Die Stadt hält sich noch bedeckt, wenn es um den Bau der Freilufthalle geht. „Der Bau auf der Bezirkssportanlage Bemerode wäre grundsätzlich möglich“, hieß es kürzlich in einer Antwort der Stadtverwaltung auf Anfrage der SPD im Bezirksrat Kirchrode-Bemerode-Wülferode. Drei weitere Standorte für die Freilufthalle sind allerdings ebenfalls im Gespräch. Anstelle des TSV Bemerode könnten auch der SV 07 Linden oder der ERC Hannover die Glücklichen sein, die sich über die neue Halle freuen dürfen. Möglich ist der Bau zudem auf einer Fläche unter dem Westschnellweg neben dem Uni-Sportzentrum.

Mangel an Flächen kostet Mitglieder

Bemerode wächst weiter, der außer der Schützengesellschaft einzige Sportverein des Stadtteils hat dagegen seine Grenze längst erreicht. Zwar ist der TSV Bemerode aktuell der drittgrößte Verein Hannovers, doch die Mitgliederzahlen gehen seit 2008 zurück. Derzeit hat der TSV 2295 Mitglieder – das sind rund 100 weniger als noch vor vier Jahren. Als Grund dafür nennt der TSV-Vorsitzende Manfred Duttke den Mangel an Sportstätten: Die Hallenzeiten reichen nicht aus, die Wartelisten sind zu lang und viele Sportgruppen daher zu voll. Das habe den Verein viele Mitglieder gekostet.

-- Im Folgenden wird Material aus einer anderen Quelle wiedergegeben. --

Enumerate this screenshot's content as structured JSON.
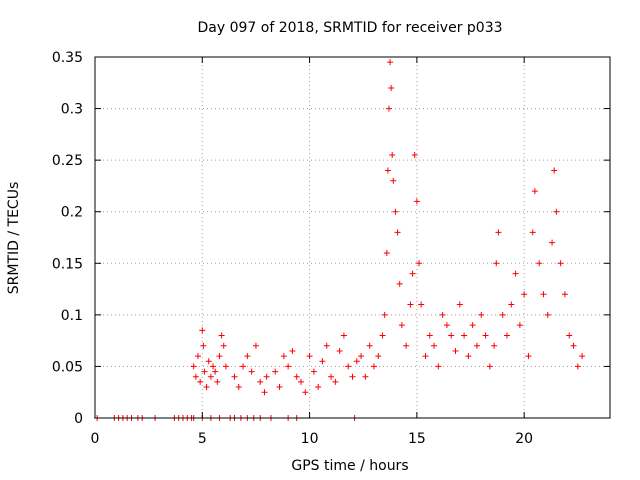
{
  "chart_data": {
    "type": "scatter",
    "title": "Day 097 of 2018, SRMTID for receiver p033",
    "xlabel": "GPS time / hours",
    "ylabel": "SRMTID / TECUs",
    "xlim": [
      0,
      24
    ],
    "ylim": [
      0,
      0.35
    ],
    "xticks": [
      0,
      5,
      10,
      15,
      20
    ],
    "xtick_labels": [
      "0",
      "5",
      "10",
      "15",
      "20"
    ],
    "yticks": [
      0,
      0.05,
      0.1,
      0.15,
      0.2,
      0.25,
      0.3,
      0.35
    ],
    "ytick_labels": [
      "0",
      "0.05",
      "0.1",
      "0.15",
      "0.2",
      "0.25",
      "0.3",
      "0.35"
    ],
    "grid": true,
    "legend": "none",
    "marker": "+",
    "series": [
      {
        "name": "SRMTID",
        "color": "#ff0000",
        "points": [
          [
            0.1,
            0
          ],
          [
            0.9,
            0
          ],
          [
            1.1,
            0
          ],
          [
            1.3,
            0
          ],
          [
            1.5,
            0
          ],
          [
            1.7,
            0
          ],
          [
            2.0,
            0
          ],
          [
            2.2,
            0
          ],
          [
            2.8,
            0
          ],
          [
            3.7,
            0
          ],
          [
            3.9,
            0
          ],
          [
            4.1,
            0
          ],
          [
            4.3,
            0
          ],
          [
            4.5,
            0
          ],
          [
            4.6,
            0
          ],
          [
            5.0,
            0
          ],
          [
            5.4,
            0
          ],
          [
            5.8,
            0
          ],
          [
            6.3,
            0
          ],
          [
            6.5,
            0
          ],
          [
            6.8,
            0
          ],
          [
            7.1,
            0
          ],
          [
            7.4,
            0
          ],
          [
            7.7,
            0
          ],
          [
            8.2,
            0
          ],
          [
            9.0,
            0
          ],
          [
            9.4,
            0
          ],
          [
            12.1,
            0
          ],
          [
            4.6,
            0.05
          ],
          [
            4.7,
            0.04
          ],
          [
            4.8,
            0.06
          ],
          [
            4.9,
            0.035
          ],
          [
            5.0,
            0.085
          ],
          [
            5.05,
            0.07
          ],
          [
            5.1,
            0.045
          ],
          [
            5.2,
            0.03
          ],
          [
            5.3,
            0.055
          ],
          [
            5.4,
            0.04
          ],
          [
            5.5,
            0.05
          ],
          [
            5.6,
            0.045
          ],
          [
            5.7,
            0.035
          ],
          [
            5.8,
            0.06
          ],
          [
            5.9,
            0.08
          ],
          [
            6.0,
            0.07
          ],
          [
            6.1,
            0.05
          ],
          [
            6.5,
            0.04
          ],
          [
            6.7,
            0.03
          ],
          [
            6.9,
            0.05
          ],
          [
            7.1,
            0.06
          ],
          [
            7.3,
            0.045
          ],
          [
            7.5,
            0.07
          ],
          [
            7.7,
            0.035
          ],
          [
            7.9,
            0.025
          ],
          [
            8.0,
            0.04
          ],
          [
            8.4,
            0.045
          ],
          [
            8.6,
            0.03
          ],
          [
            8.8,
            0.06
          ],
          [
            9.0,
            0.05
          ],
          [
            9.2,
            0.065
          ],
          [
            9.4,
            0.04
          ],
          [
            9.6,
            0.035
          ],
          [
            9.8,
            0.025
          ],
          [
            10.0,
            0.06
          ],
          [
            10.2,
            0.045
          ],
          [
            10.4,
            0.03
          ],
          [
            10.6,
            0.055
          ],
          [
            10.8,
            0.07
          ],
          [
            11.0,
            0.04
          ],
          [
            11.2,
            0.035
          ],
          [
            11.4,
            0.065
          ],
          [
            11.6,
            0.08
          ],
          [
            11.8,
            0.05
          ],
          [
            12.0,
            0.04
          ],
          [
            12.2,
            0.055
          ],
          [
            12.4,
            0.06
          ],
          [
            12.6,
            0.04
          ],
          [
            12.8,
            0.07
          ],
          [
            13.0,
            0.05
          ],
          [
            13.2,
            0.06
          ],
          [
            13.4,
            0.08
          ],
          [
            13.5,
            0.1
          ],
          [
            13.6,
            0.16
          ],
          [
            13.65,
            0.24
          ],
          [
            13.7,
            0.3
          ],
          [
            13.75,
            0.345
          ],
          [
            13.8,
            0.32
          ],
          [
            13.85,
            0.255
          ],
          [
            13.9,
            0.23
          ],
          [
            14.0,
            0.2
          ],
          [
            14.1,
            0.18
          ],
          [
            14.2,
            0.13
          ],
          [
            14.3,
            0.09
          ],
          [
            14.5,
            0.07
          ],
          [
            14.7,
            0.11
          ],
          [
            14.8,
            0.14
          ],
          [
            14.9,
            0.255
          ],
          [
            15.0,
            0.21
          ],
          [
            15.1,
            0.15
          ],
          [
            15.2,
            0.11
          ],
          [
            15.4,
            0.06
          ],
          [
            15.6,
            0.08
          ],
          [
            15.8,
            0.07
          ],
          [
            16.0,
            0.05
          ],
          [
            16.2,
            0.1
          ],
          [
            16.4,
            0.09
          ],
          [
            16.6,
            0.08
          ],
          [
            16.8,
            0.065
          ],
          [
            17.0,
            0.11
          ],
          [
            17.2,
            0.08
          ],
          [
            17.4,
            0.06
          ],
          [
            17.6,
            0.09
          ],
          [
            17.8,
            0.07
          ],
          [
            18.0,
            0.1
          ],
          [
            18.2,
            0.08
          ],
          [
            18.4,
            0.05
          ],
          [
            18.6,
            0.07
          ],
          [
            18.7,
            0.15
          ],
          [
            18.8,
            0.18
          ],
          [
            19.0,
            0.1
          ],
          [
            19.2,
            0.08
          ],
          [
            19.4,
            0.11
          ],
          [
            19.6,
            0.14
          ],
          [
            19.8,
            0.09
          ],
          [
            20.0,
            0.12
          ],
          [
            20.2,
            0.06
          ],
          [
            20.4,
            0.18
          ],
          [
            20.5,
            0.22
          ],
          [
            20.7,
            0.15
          ],
          [
            20.9,
            0.12
          ],
          [
            21.1,
            0.1
          ],
          [
            21.3,
            0.17
          ],
          [
            21.4,
            0.24
          ],
          [
            21.5,
            0.2
          ],
          [
            21.7,
            0.15
          ],
          [
            21.9,
            0.12
          ],
          [
            22.1,
            0.08
          ],
          [
            22.3,
            0.07
          ],
          [
            22.5,
            0.05
          ],
          [
            22.7,
            0.06
          ]
        ]
      }
    ]
  }
}
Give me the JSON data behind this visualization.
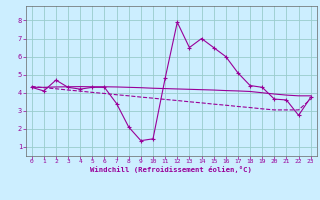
{
  "x": [
    0,
    1,
    2,
    3,
    4,
    5,
    6,
    7,
    8,
    9,
    10,
    11,
    12,
    13,
    14,
    15,
    16,
    17,
    18,
    19,
    20,
    21,
    22,
    23
  ],
  "y_main": [
    4.3,
    4.1,
    4.7,
    4.3,
    4.2,
    4.3,
    4.3,
    3.4,
    2.1,
    1.35,
    1.45,
    4.8,
    7.9,
    6.5,
    7.0,
    6.5,
    6.0,
    5.1,
    4.4,
    4.3,
    3.65,
    3.6,
    2.75,
    3.75
  ],
  "y_linear": [
    4.35,
    4.28,
    4.22,
    4.15,
    4.09,
    4.02,
    3.96,
    3.89,
    3.83,
    3.76,
    3.7,
    3.63,
    3.57,
    3.5,
    3.44,
    3.37,
    3.31,
    3.24,
    3.18,
    3.11,
    3.05,
    3.05,
    3.05,
    3.65
  ],
  "y_smooth": [
    4.3,
    4.3,
    4.32,
    4.33,
    4.34,
    4.33,
    4.33,
    4.32,
    4.3,
    4.28,
    4.25,
    4.23,
    4.21,
    4.19,
    4.17,
    4.15,
    4.12,
    4.1,
    4.07,
    4.0,
    3.93,
    3.87,
    3.83,
    3.83
  ],
  "line_color": "#990099",
  "bg_color": "#cceeff",
  "grid_color": "#99cccc",
  "xlabel": "Windchill (Refroidissement éolien,°C)",
  "ylim": [
    0.5,
    8.8
  ],
  "xlim": [
    -0.5,
    23.5
  ],
  "yticks": [
    1,
    2,
    3,
    4,
    5,
    6,
    7,
    8
  ],
  "xticks": [
    0,
    1,
    2,
    3,
    4,
    5,
    6,
    7,
    8,
    9,
    10,
    11,
    12,
    13,
    14,
    15,
    16,
    17,
    18,
    19,
    20,
    21,
    22,
    23
  ]
}
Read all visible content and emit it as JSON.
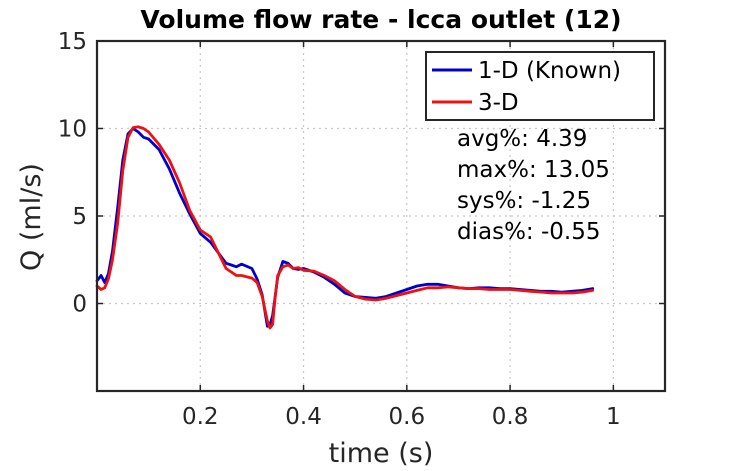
{
  "chart_data": {
    "type": "line",
    "title": "Volume flow rate - lcca outlet (12)",
    "xlabel": "time (s)",
    "ylabel": "Q (ml/s)",
    "xlim": [
      0,
      1.1
    ],
    "ylim": [
      -5,
      15
    ],
    "xticks": [
      0.2,
      0.4,
      0.6,
      0.8,
      1
    ],
    "xtick_labels": [
      "0.2",
      "0.4",
      "0.6",
      "0.8",
      "1"
    ],
    "yticks": [
      0,
      5,
      10,
      15
    ],
    "ytick_labels": [
      "0",
      "5",
      "10",
      "15"
    ],
    "grid": true,
    "legend_position": "top-right",
    "series": [
      {
        "name": "1-D (Known)",
        "color": "#0000cc",
        "x": [
          0.0,
          0.008,
          0.015,
          0.022,
          0.03,
          0.04,
          0.05,
          0.06,
          0.07,
          0.08,
          0.09,
          0.1,
          0.12,
          0.14,
          0.16,
          0.18,
          0.2,
          0.22,
          0.24,
          0.25,
          0.26,
          0.27,
          0.28,
          0.3,
          0.31,
          0.32,
          0.33,
          0.335,
          0.34,
          0.35,
          0.36,
          0.37,
          0.38,
          0.39,
          0.4,
          0.42,
          0.44,
          0.46,
          0.48,
          0.5,
          0.52,
          0.54,
          0.56,
          0.58,
          0.6,
          0.62,
          0.64,
          0.66,
          0.68,
          0.7,
          0.72,
          0.74,
          0.76,
          0.78,
          0.8,
          0.82,
          0.84,
          0.86,
          0.88,
          0.9,
          0.92,
          0.94,
          0.96
        ],
        "y": [
          1.3,
          1.6,
          1.2,
          1.7,
          3.0,
          5.5,
          8.2,
          9.7,
          10.0,
          9.8,
          9.5,
          9.4,
          8.8,
          7.7,
          6.3,
          5.1,
          4.0,
          3.5,
          2.7,
          2.3,
          2.2,
          2.1,
          2.25,
          2.0,
          1.4,
          0.5,
          -1.3,
          -1.2,
          -0.7,
          1.5,
          2.4,
          2.3,
          2.0,
          1.95,
          2.0,
          1.8,
          1.5,
          1.1,
          0.6,
          0.4,
          0.35,
          0.3,
          0.4,
          0.6,
          0.8,
          1.0,
          1.1,
          1.1,
          1.0,
          0.9,
          0.85,
          0.9,
          0.9,
          0.85,
          0.85,
          0.8,
          0.75,
          0.7,
          0.7,
          0.65,
          0.7,
          0.75,
          0.85
        ]
      },
      {
        "name": "3-D",
        "color": "#ee1111",
        "x": [
          0.0,
          0.008,
          0.015,
          0.022,
          0.03,
          0.04,
          0.05,
          0.06,
          0.07,
          0.08,
          0.09,
          0.1,
          0.12,
          0.14,
          0.16,
          0.18,
          0.2,
          0.22,
          0.24,
          0.25,
          0.26,
          0.27,
          0.28,
          0.3,
          0.31,
          0.32,
          0.33,
          0.335,
          0.34,
          0.345,
          0.35,
          0.36,
          0.37,
          0.38,
          0.39,
          0.4,
          0.42,
          0.44,
          0.46,
          0.48,
          0.5,
          0.52,
          0.54,
          0.56,
          0.58,
          0.6,
          0.62,
          0.64,
          0.66,
          0.68,
          0.7,
          0.72,
          0.74,
          0.76,
          0.78,
          0.8,
          0.82,
          0.84,
          0.86,
          0.88,
          0.9,
          0.92,
          0.94,
          0.96
        ],
        "y": [
          1.0,
          0.8,
          0.9,
          1.4,
          2.5,
          4.6,
          7.6,
          9.5,
          10.05,
          10.1,
          10.0,
          9.8,
          9.1,
          8.2,
          6.9,
          5.3,
          4.2,
          3.8,
          2.6,
          2.0,
          1.8,
          1.6,
          1.6,
          1.45,
          1.2,
          0.4,
          -1.0,
          -1.4,
          -1.2,
          0.3,
          1.6,
          2.1,
          2.2,
          2.0,
          2.05,
          1.9,
          1.85,
          1.6,
          1.3,
          0.8,
          0.4,
          0.25,
          0.2,
          0.3,
          0.45,
          0.6,
          0.75,
          0.9,
          0.9,
          0.95,
          0.9,
          0.85,
          0.85,
          0.8,
          0.8,
          0.8,
          0.75,
          0.7,
          0.65,
          0.6,
          0.6,
          0.6,
          0.65,
          0.75
        ]
      }
    ],
    "annotations": [
      "avg%: 4.39",
      "max%: 13.05",
      "sys%: -1.25",
      "dias%: -0.55"
    ]
  }
}
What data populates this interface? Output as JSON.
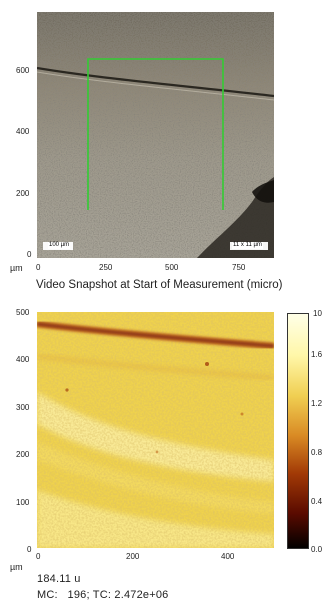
{
  "snapshot": {
    "caption": "Video Snapshot at Start of Measurement (micro)",
    "unit": "µm",
    "y_ticks": [
      "600",
      "400",
      "200",
      "0"
    ],
    "x_ticks": [
      "0",
      "250",
      "500",
      "750"
    ],
    "scale_bar_left": "100 µm",
    "scale_bar_right": "11 x 11 µm",
    "frame_color": "#33cc33"
  },
  "map": {
    "unit": "µm",
    "y_ticks": [
      "500",
      "400",
      "300",
      "200",
      "100",
      "0"
    ],
    "x_ticks": [
      "0",
      "200",
      "400"
    ],
    "colorbar_ticks": [
      "1.6",
      "1.2",
      "0.8",
      "0.4",
      "0.0"
    ],
    "colorbar_exponent": "10",
    "colormap": [
      "#000000",
      "#5a0b00",
      "#a23a06",
      "#d98a24",
      "#f0cf52",
      "#fff7a8",
      "#ffffe8"
    ]
  },
  "readout": {
    "value": "184.11 u",
    "counts": "MC:   196; TC: 2.472e+06"
  }
}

„Im Verhältnis zur Einwohnerzahl liegt unsere Mitgliederzahl deutlich unter dem Durchschnitt Hannovers“, sagt Duttke. Von den zuletzt gezählten 17 908 Bemerodern ist nicht einmal jeder Achte beim TSV Mitglied, obwohl der Verein 14 Sparten abdeckt. Wenn man den stadtweiten Durchschnitt als Vergleich nimmt, müsste laut Duttke aber eigentlich jeder fünfte Bemeroder dem TSV angehören. Das entspräche 3500 Mitgliedern – für die der Verein jedoch gar keinen Platz hat.

In erster Linie sind Kinder und Jugendliche bis 17 Jahre die Zielgruppe. 1224 von ihnen sind derzeit im TSV aktiv, das entspricht fast jedem Dritten aus Bemerode. Für die Erwachsenen hat der Verein daher kaum noch Platz, dort ist nur jeder dreizehnte Einwohner TSV-Mitglied. „Um die Zielgruppen auszuweiten, benötigen wir eine eigene, tagsüber nutzbare Halle“, sagt der Vereinschef. Auf der Prioritätenliste stehen aber zuvor die Erneuerung des Kunstrasenplatzes, der Bau einer zweiten Kunstrasenanlage mit Flutlicht und die Erweiterung der Bezirkssportanlage um ein halbes Rasenspielfeld. Außerdem plant der Verein den Umbau der Kegelbahn im Vereinsheim zu Umkleidekabinen mit Duschen.